Neurologist Kevin Boylan, M.D., and colleagues at Mayo Clinic in Florida are working to develop a more reliable test. Their goal is a peripheral blood test that could be used to monitor the rate of nerve fiber loss in ALS by measuring the presence of a biomarker — a neurofilament subunit or protein — called pNF-H, which helps maintain the structure and shape of nerve fibers and is released as motor axons break down.
Previous studies have shown that levels of pNF-H are elevated in the cerebrospinal fluid (CSF) of ALS patients and that increasingly elevated levels correlate with patients' decline. Because serial lumbar puncture is not practical for routine monitoring, however, Dr. Boylan and colleagues hoped to develop a less invasive test.
Using a new monoclonal antibody and enzyme-linked immunosorbent assay (ELISA), they found that levels of pNF-H were elevated 2.8-fold in the circulating blood of ALS patients compared to healthy adults. Now they are investigating how well blood levels of pNF-H correlate with disease progression and with pNF-H levels in the CSF of a group of ALS patients.
If results continue to be promising, the test will be developed for a larger trial. Such a test would not only improve monitoring the effects of therapy, but also might offer a way to estimate the rate of progression in ALS.
Dr. Boylan and his colleagues are also conducting clinical trials on several novel therapies:
A drug being tested for its effectiveness in slowing ALS progression is the antibiotic ceftriaxone. Ceftriaxone is being evaluated in ALS because research suggests that it may reduce levels of glutamate near motor neurons, believed to be a factor in motor neuron loss in ALS. This study is currently open for enrollment.
Another drug, a combination of dextromethorphan hydrobromide and quinidine sulfate, has shown promise in modulating pseudobulbar affect (inappropriate laughing and crying) in people with ALS. Trials are under way to determine the optimal dose.
Not to be confused with a respiratory aid or pacemaker, a new diaphragm pacing stimulation device (see Figure) is intended to delay the decline of pulmonary function in ALS. An external electronic stimulator, attached to 4 wires implanted in the diaphragm, conditions the diaphragm by stimulating nerve fibers in the muscles so that they can function more effectively in the face of nerve fiber loss. Patients use it for fixed intervals several times a day.
"The hope is that electronic stimulation to exercise the diaphragm will delay the point at which mechanical ventilation is needed," Dr. Boylan explains. Mayo Clinic is one of 10 U.S. centers engaged in the study of 100 patients. Enrollment is complete and the patients are being monitored.
Dr. Boylan is the director of the ALS Clinic at Mayo Clinic in Jacksonville, Fla. Like Mayo's other two ALS clinics — in Rochester, Minn., and Phoenix, Ariz. — it is an ALS Association (ALSA)–designated Center of Excellence. Through its center program, ALSA "selects, certifies and supports distinguished regional institutions recognized as the best in the field" as centers with experience and knowledge of ALS, neurologic diagnostics and imaging, and on-site licensed and certified ancillary services.

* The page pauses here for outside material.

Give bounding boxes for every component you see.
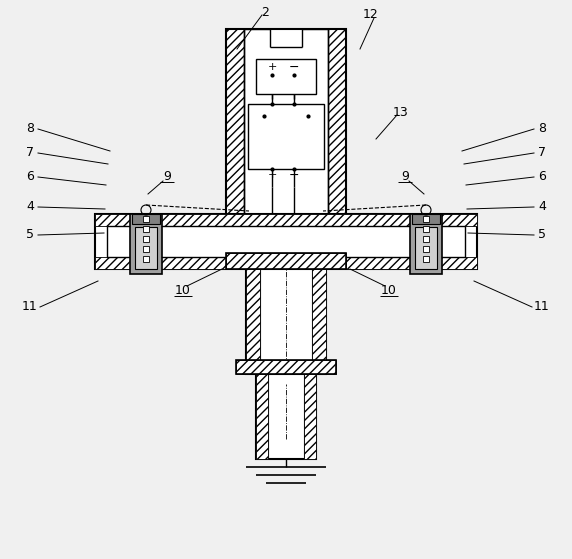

The service providers at all three Mayo sites include neurologists, nurses, physical, occupational, and respiratory therapists, dietitians, psychologists, social workers, and speech-language pathologists. "The aim of the ALS clinical centers is to bring together key care providers so that each patient is monitored several times a year by the entire team," notes Dr. Boylan.
A comprehensive set of recommendations, arrived at in a team meeting, is communicated to the patient and to providers, physicians and medical equipment suppliers in the patient's community. Dr. Boylan adds, "Our clinics deal with all aspects of care — mobility, respiration, assistive communication, nutrition, and swallowing for the patient and social and psychological support for both patients and families."
As Mayo researchers continue to test new drugs, search for critical biomarkers and genetic mechanisms, and develop more precise means of monitoring response to therapy, the ALS clinical centers across Mayo continue to provide patients with intensive team care, focused on improving quality of life and slowing disease progression.